Common Lisp Implementation

What's written here is only guaranteed to work under Clozure Common Lisp 1.11 under Linux.

To just build the binary, no dependencies are required. Just load the build script:

somedir/urot13$ ccl -l b.lisp

This will compile urot13.lisp into a binary called urot13. A good place to put this is in /usr/local/bin/.

urot13.lisp reads data from the file unicode_data.lisp. If you want to generate this file yourself (or regenerate it, perhaps to include other Latin Extended code blocks), you can use (or modify) udatagen.lisp, which requires quicklisp and reads some data from the file addl_names.lisp. Be advised that if you want to expand coverage into new code blocks that some fudging may be required. Note multiple names in the *combining-diacritics* parameter, and the function (diacritic-name-translate).

Python Implementation

urot13.py is a single stand-alone file with no dependencies.

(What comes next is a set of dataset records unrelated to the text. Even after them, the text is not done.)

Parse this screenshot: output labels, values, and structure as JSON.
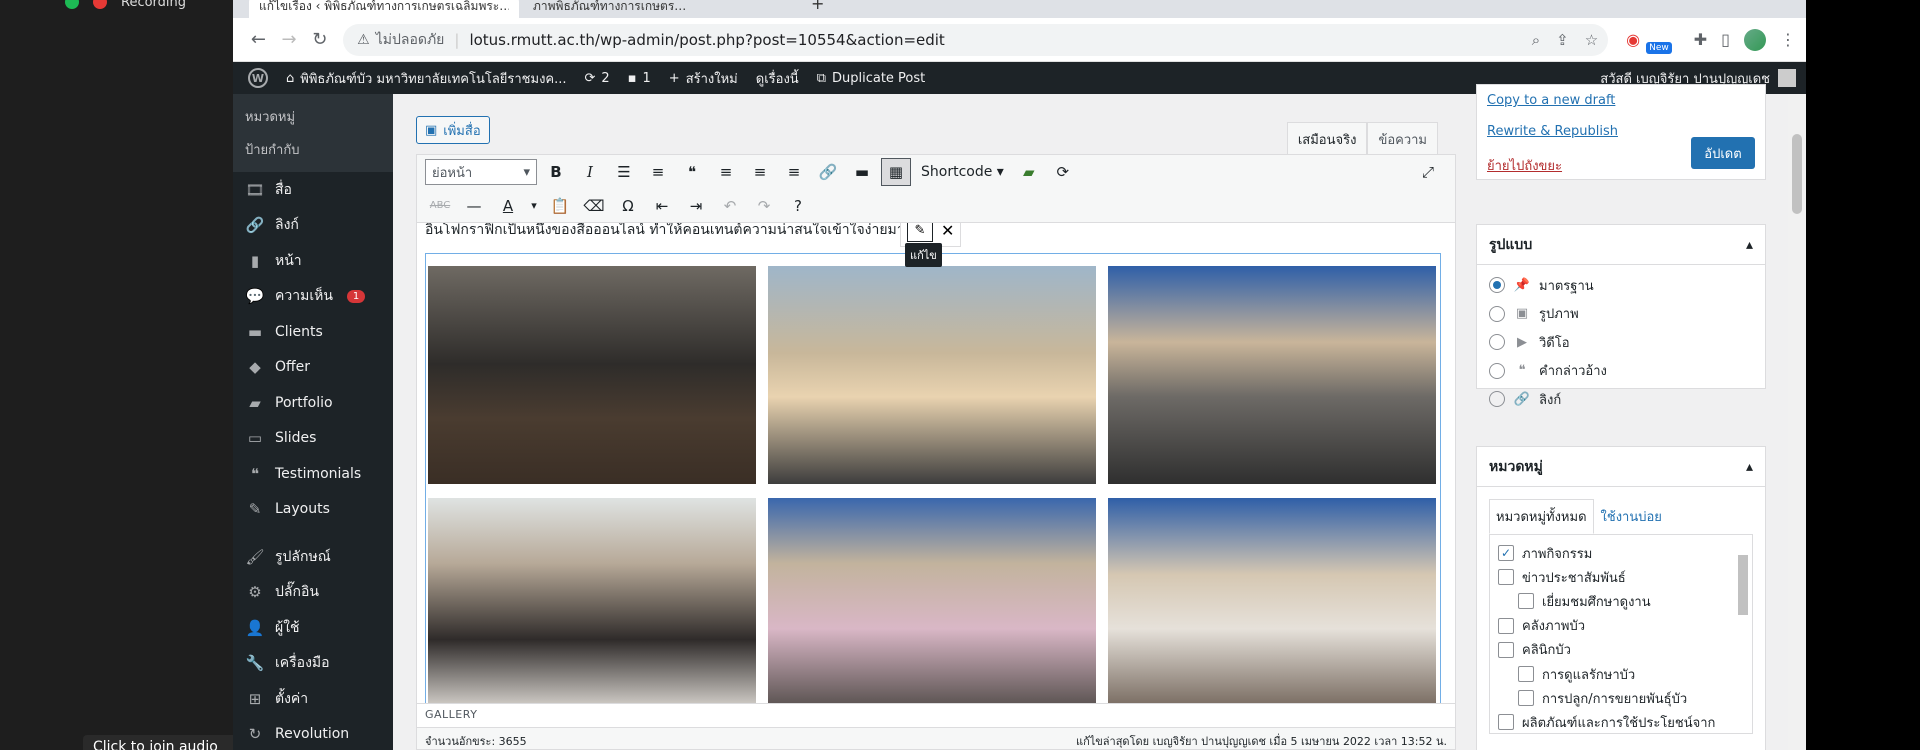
{
  "zoom": {
    "recording_label": "Recording",
    "join_audio": "Click to join audio"
  },
  "browser": {
    "tab_active_title": "แก้ไขเรื่อง ‹ พิพิธภัณฑ์ทางการเกษตรเฉลิมพระ…",
    "tab_other_title": "ภาพพิธภัณฑ์ทางการเกษตร…",
    "insecure_label": "ไม่ปลอดภัย",
    "url": "lotus.rmutt.ac.th/wp-admin/post.php?post=10554&action=edit",
    "new_badge": "New"
  },
  "adminbar": {
    "site_name": "พิพิธภัณฑ์บัว มหาวิทยาลัยเทคโนโลยีราชมงค...",
    "updates_count": "2",
    "comments_count": "1",
    "new_label": "สร้างใหม่",
    "view_label": "ดูเรื่องนี้",
    "duplicate_label": "Duplicate Post",
    "greeting": "สวัสดี เบญจิรัยา ปานปุญญเดช"
  },
  "sidebar": {
    "sub_items": [
      "หมวดหมู่",
      "ป้ายกำกับ"
    ],
    "items": [
      {
        "label": "สื่อ",
        "icon": "media-icon",
        "glyph": "🎞"
      },
      {
        "label": "ลิงก์",
        "icon": "link-icon",
        "glyph": "🔗"
      },
      {
        "label": "หน้า",
        "icon": "page-icon",
        "glyph": "▮"
      },
      {
        "label": "ความเห็น",
        "icon": "comment-icon",
        "glyph": "💬",
        "badge": "1"
      },
      {
        "label": "Clients",
        "icon": "clients-icon",
        "glyph": "▬"
      },
      {
        "label": "Offer",
        "icon": "tag-icon",
        "glyph": "◆"
      },
      {
        "label": "Portfolio",
        "icon": "portfolio-icon",
        "glyph": "▰"
      },
      {
        "label": "Slides",
        "icon": "slides-icon",
        "glyph": "▭"
      },
      {
        "label": "Testimonials",
        "icon": "quote-icon",
        "glyph": "❝"
      },
      {
        "label": "Layouts",
        "icon": "layouts-icon",
        "glyph": "✎"
      },
      {
        "label": "รูปลักษณ์",
        "icon": "appearance-icon",
        "glyph": "🖌"
      },
      {
        "label": "ปลั๊กอิน",
        "icon": "plugin-icon",
        "glyph": "⚙"
      },
      {
        "label": "ผู้ใช้",
        "icon": "users-icon",
        "glyph": "👤"
      },
      {
        "label": "เครื่องมือ",
        "icon": "tools-icon",
        "glyph": "🔧"
      },
      {
        "label": "ตั้งค่า",
        "icon": "settings-icon",
        "glyph": "⊞"
      },
      {
        "label": "Revolution",
        "icon": "revolution-icon",
        "glyph": "↻"
      }
    ]
  },
  "editor": {
    "add_media_label": "เพิ่มสื่อ",
    "tab_visual": "เสมือนจริง",
    "tab_text": "ข้อความ",
    "format_select": "ย่อหน้า",
    "shortcode_label": "Shortcode ▾",
    "intro_text": "อินโฟกราฟิกเป็นหนึ่งของสื่อออนไลน์ ทำให้คอนเทนต์ความน่าสนใจเข้าใจง่ายมากขึ้น",
    "edit_tooltip": "แก้ไข",
    "gallery_label": "GALLERY",
    "word_count": "จำนวนอักขระ: 3655",
    "last_edited": "แก้ไขล่าสุดโดย เบญจิรัยา ปานปุญญเดช เมื่อ 5 เมษายน 2022 เวลา 13:52 น."
  },
  "publish": {
    "copy_draft": "Copy to a new draft",
    "rewrite": "Rewrite & Republish",
    "trash": "ย้ายไปถังขยะ",
    "update": "อัปเดต"
  },
  "format_panel": {
    "title": "รูปแบบ",
    "options": [
      {
        "label": "มาตรฐาน",
        "checked": true,
        "glyph": "📌"
      },
      {
        "label": "รูปภาพ",
        "checked": false,
        "glyph": "▣"
      },
      {
        "label": "วิดีโอ",
        "checked": false,
        "glyph": "▶"
      },
      {
        "label": "คำกล่าวอ้าง",
        "checked": false,
        "glyph": "❝"
      },
      {
        "label": "ลิงก์",
        "checked": false,
        "glyph": "🔗"
      }
    ]
  },
  "category_panel": {
    "title": "หมวดหมู่",
    "tab_all": "หมวดหมู่ทั้งหมด",
    "tab_popular": "ใช้งานบ่อย",
    "items": [
      {
        "label": "ภาพกิจกรรม",
        "checked": true,
        "child": false
      },
      {
        "label": "ข่าวประชาสัมพันธ์",
        "checked": false,
        "child": false
      },
      {
        "label": "เยี่ยมชมศึกษาดูงาน",
        "checked": false,
        "child": true
      },
      {
        "label": "คลังภาพบัว",
        "checked": false,
        "child": false
      },
      {
        "label": "คลินิกบัว",
        "checked": false,
        "child": false
      },
      {
        "label": "การดูแลรักษาบัว",
        "checked": false,
        "child": true
      },
      {
        "label": "การปลูก/การขยายพันธุ์บัว",
        "checked": false,
        "child": true
      },
      {
        "label": "ผลิตภัณฑ์และการใช้ประโยชน์จาก",
        "checked": false,
        "child": false
      }
    ]
  },
  "colors": {
    "wp_dark": "#1d2327",
    "wp_blue": "#2271b1",
    "trash_red": "#b32d2e"
  }
}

The bulk of the text in the file is just data, the same data found in the file unicode_data.lisp.

C Implementation

You can compile urot13.c with gcc. It definitely works under Linux with four-byte (or larger) ints, no guarantees anywhere else. It requires

  • <stdlib.h>
  • <stdio.h>
  • unicodec.c (supplied)
  • unicode_data.c (supplied)

Lisp and Python both provide for free a couple of non-trivial things that C does not. There are libraries for these things; I probably should have used them, but I rolled my own, largely because it was instructive, but also for technical reasons. These are:

  • UTF-8 encoding and decoding (mini-library appropriate for distribution in unicodec.c)
  • Hash tables. After fumbling around like an idiot and implementing several overly-complicated binary tree abstractions, I just chose to do a simple divide-and-conquer-type search through an ordered array.

The data in unicode_data.c is the same stuff that's in unicode_data.lisp and at the beginning of urot13.py.

Rust Implementation

urot13.rs should just straight-up compile with rustc; you don't need to use cargo or anything. It uses the file unidata.rs. This is my first non-trivial Rust program, so this is probably not the best of all possible implementations. I got a Rust program to compile, though.

Lua Implementation

Lua strings are just chunks of bytes, so this includes a library lunicode.lua with functions decode() and encode() which translate between strings and arrays of integer code points. urot13.lua requires this library and functions like all the other implementations.